For a complete change of pace, I would recommend a different Night Watch by Sergei Lukyanenko. Translated from Russian, it's a dark not-too-much-fantasy set in modern Russia, about the struggle between light and dark and how that doesn't mean good vs. evil.
posted by lizbunny at 9:13 AM on March 24, 2010


One of my favorite books ever is Life and Death in Shanghai by Nien Cheng (who just died in November). It's a personal look into one person's life during the Cultural Revolution in China. It's an autobiography yet seems so surreal. Great for perspective, too.
posted by letahl at 9:19 AM on March 24, 2010


On Love, by Alain de Botton.
posted by amber_dale at 9:27 AM on March 24, 2010


Watership Down is my go-to book when I'm feeling blue. High school classic that maybe you haven't read. It's social commentary, mixed with folklore, mixed with studies of wild rabbit behaviour. It gives me a nice, comfy feeling when reading it.

If rabbits aren't your thing, I'd suggest Extremely Loud and Incredibly Close, both really funny and very sad. The main character is brilliant and the story is really engaging. The best modern novel I've read in a long time.

Also, I should point out, both books are on the short side.
posted by brambory at 9:41 AM on March 24, 2010


I'd recommend The Happy Isles of Oceania or The Great Railway Bazaar by Paul Theroux. They are nonfiction books wherein the author undergoes changes in his environment and his personal life. You might also check out the very slim volume Running After Antelope by Scott Carrier.
posted by mattbucher at 11:17 AM on March 24, 2010


The Accidental Tourist was of great help to me once.
posted by caddis at 12:27 PM on March 24, 2010


Sounds like you need to get lost in something. Have you read Kavalier & Clay by Michael Chabon? Kind of epic family story-history-comic book extravaganza.

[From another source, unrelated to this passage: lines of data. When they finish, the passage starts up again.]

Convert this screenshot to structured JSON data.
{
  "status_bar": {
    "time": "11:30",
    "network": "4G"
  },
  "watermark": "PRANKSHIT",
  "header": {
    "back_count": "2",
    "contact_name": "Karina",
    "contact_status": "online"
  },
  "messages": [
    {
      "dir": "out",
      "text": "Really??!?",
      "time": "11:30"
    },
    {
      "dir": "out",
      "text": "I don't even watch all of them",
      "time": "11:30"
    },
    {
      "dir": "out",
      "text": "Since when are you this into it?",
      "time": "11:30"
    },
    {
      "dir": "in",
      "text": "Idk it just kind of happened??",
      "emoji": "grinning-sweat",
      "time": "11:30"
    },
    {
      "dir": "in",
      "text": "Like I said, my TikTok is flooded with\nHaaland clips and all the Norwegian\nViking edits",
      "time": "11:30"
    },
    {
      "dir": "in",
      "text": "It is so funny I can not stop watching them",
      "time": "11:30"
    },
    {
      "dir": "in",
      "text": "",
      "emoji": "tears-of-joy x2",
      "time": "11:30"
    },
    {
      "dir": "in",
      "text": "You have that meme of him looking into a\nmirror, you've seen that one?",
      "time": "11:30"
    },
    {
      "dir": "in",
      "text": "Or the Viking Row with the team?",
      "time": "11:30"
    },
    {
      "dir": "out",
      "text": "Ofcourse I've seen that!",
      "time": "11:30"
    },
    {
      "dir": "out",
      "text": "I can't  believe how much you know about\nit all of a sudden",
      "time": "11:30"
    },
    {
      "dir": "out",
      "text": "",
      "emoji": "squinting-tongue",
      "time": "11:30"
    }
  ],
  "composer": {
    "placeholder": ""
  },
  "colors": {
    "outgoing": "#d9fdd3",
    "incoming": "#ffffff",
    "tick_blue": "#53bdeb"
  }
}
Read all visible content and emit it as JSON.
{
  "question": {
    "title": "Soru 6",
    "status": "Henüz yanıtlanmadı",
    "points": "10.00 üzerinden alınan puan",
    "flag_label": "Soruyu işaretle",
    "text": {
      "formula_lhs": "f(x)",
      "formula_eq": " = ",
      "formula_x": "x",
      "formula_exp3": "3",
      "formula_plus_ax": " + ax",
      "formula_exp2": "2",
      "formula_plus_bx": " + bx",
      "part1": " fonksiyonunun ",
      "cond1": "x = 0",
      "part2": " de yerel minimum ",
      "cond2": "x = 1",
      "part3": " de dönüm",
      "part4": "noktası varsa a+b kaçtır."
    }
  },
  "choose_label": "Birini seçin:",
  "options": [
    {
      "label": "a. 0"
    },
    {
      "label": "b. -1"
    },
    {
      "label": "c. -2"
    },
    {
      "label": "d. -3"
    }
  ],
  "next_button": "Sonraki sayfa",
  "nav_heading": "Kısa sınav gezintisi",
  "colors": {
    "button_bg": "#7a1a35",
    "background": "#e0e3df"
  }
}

Or Cloud Atlas by David Mitchell, which might be hard to get into, but which was for me an extremely satisfying read.
posted by prior at 2:04 PM on March 24, 2010


For escapism with richness and depth, go for the Song of Fire and Ice series, starting with A Game of Thrones. If you get into it, it's very engrossing and will get you thinking about its world rather than yours for a while.
posted by ignignokt at 2:06 PM on March 24, 2010


The Manual of Detection just caught my fancy. I rather enjoyed it.
posted by redbeard at 5:04 PM on March 24, 2010


"100 Years of Solitude", Gabriel Garcia Marquez
posted by radiosilents at 5:32 PM on March 24, 2010


as brambory said, Watership Down is excellent.
posted by ovvl at 6:07 PM on March 24, 2010


I agree with On Love, anything by Alain de Botton really.

Elegance of Hedgehog, or Jonathan Strange are great suggestions.

I like fantasy to get out of my head, and when I broke up recently, I just re-read some good old Harry Potter.

I found a recommendation mefi for The Man-Eaters of Kumaon and find that to be engrossing.